CATEGORIE : MICROFINANCE
Acteurs de premier plan dans la concrétisation de l’inclusion financière en Guinée, les institutions de microfinance innovent et ont tendance même à bousculer l’hégémonie des acteurs financiers traditionnels. Cette année, les cinq institutions ci-dessous sont dans le starting-block de cette catégorie.
1.         CREDIT RURAL DE GUINEE (CRG)
Le Crédit Rural de Guinée (CRG) est une institution de microfinance pionnière en Guinée, spécialisée dans l’offre de services financiers adaptés aux besoins des populations rurales et urbaines. Elle se distingue par son approche inclusive, visant à renforcer l’autonomie financière des agriculteurs, des éleveurs et des petits entrepreneurs. Le CRG est également engagé dans des programmes de formation et d’accompagnement pour promouvoir l’entrepreneuriat local et contribuer au développement durable des communautés.
2.         CPEG YETE MALI
CPEG YETE MALI est une institution de microfinance qui se concentre sur l’autonomisation économique des femmes et des jeunes en milieu rural et urbain. Elle propose des produits financiers innovants, tels que des prêts solidaires et des épargnes communautaires, pour soutenir les initiatives entrepreneuriales. CPEG YETE MALI est également reconnue pour son implication dans des projets sociaux, notamment l’éducation financière et la promotion de l’égalité des genres.
3.         AMIFA (Atlantique Microfinance)

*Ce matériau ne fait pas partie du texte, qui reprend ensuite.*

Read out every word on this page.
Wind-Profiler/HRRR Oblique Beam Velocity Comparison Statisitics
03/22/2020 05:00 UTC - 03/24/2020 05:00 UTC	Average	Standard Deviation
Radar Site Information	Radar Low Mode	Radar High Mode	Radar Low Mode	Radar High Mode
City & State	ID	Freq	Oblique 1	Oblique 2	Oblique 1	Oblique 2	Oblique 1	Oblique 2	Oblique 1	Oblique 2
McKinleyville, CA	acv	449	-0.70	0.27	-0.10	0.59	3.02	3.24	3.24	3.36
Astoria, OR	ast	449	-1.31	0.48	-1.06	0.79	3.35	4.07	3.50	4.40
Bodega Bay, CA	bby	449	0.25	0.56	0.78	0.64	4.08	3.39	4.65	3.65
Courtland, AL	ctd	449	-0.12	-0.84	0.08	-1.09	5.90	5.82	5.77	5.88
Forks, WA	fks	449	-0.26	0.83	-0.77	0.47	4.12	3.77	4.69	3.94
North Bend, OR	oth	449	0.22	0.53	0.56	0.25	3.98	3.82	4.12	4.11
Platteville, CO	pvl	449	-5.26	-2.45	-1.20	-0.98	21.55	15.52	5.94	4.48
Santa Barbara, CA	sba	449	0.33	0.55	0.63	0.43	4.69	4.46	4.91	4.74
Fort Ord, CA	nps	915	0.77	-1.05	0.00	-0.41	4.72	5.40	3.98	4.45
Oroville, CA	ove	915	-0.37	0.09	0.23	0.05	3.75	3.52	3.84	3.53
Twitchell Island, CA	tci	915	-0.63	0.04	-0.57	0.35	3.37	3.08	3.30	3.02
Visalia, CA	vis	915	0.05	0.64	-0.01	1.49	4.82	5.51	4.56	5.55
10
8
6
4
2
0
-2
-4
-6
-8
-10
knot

AMIFA est une institution de microfinance qui se démarque par son engagement en faveur des populations vulnérables, notamment les artisans et les petits commerçants. Elle propose des services financiers accessibles, tels que des microcrédits à des taux préférentiels et des solutions d’épargne sécurisées. L’AMIF est également active dans des initiatives de développement communautaire, notamment la lutte contre la pauvreté et la promotion de l’éducation financière.
4.         AKIBA
AKIBA est une institution de microfinance axée sur l’inclusion financière des populations défavorisées, en particulier dans les zones rurales. Elle offre des produits financiers adaptés, tels que des prêts agricoles et des crédits pour les petites entreprises, afin de stimuler la croissance économique locale. AKIBA est également impliquée dans des projets de développement durable, notamment la promotion de pratiques agricoles respectueuses des normes environnementales.
5.         CREDIT CASH
Crédit CASH est une institution de microfinance innovante qui se concentre sur la digitalisation des services financiers pour toucher un public plus large. Elle propose des solutions de crédit rapide et des services de transfert d’argent accessibles via des plateformes mobiles. Crédit CASH est reconnue pour son engagement en faveur de l’inclusion financière des jeunes et des travailleurs informels, ainsi que pour son soutien aux initiatives entrepreneuriales dans les secteurs émergents.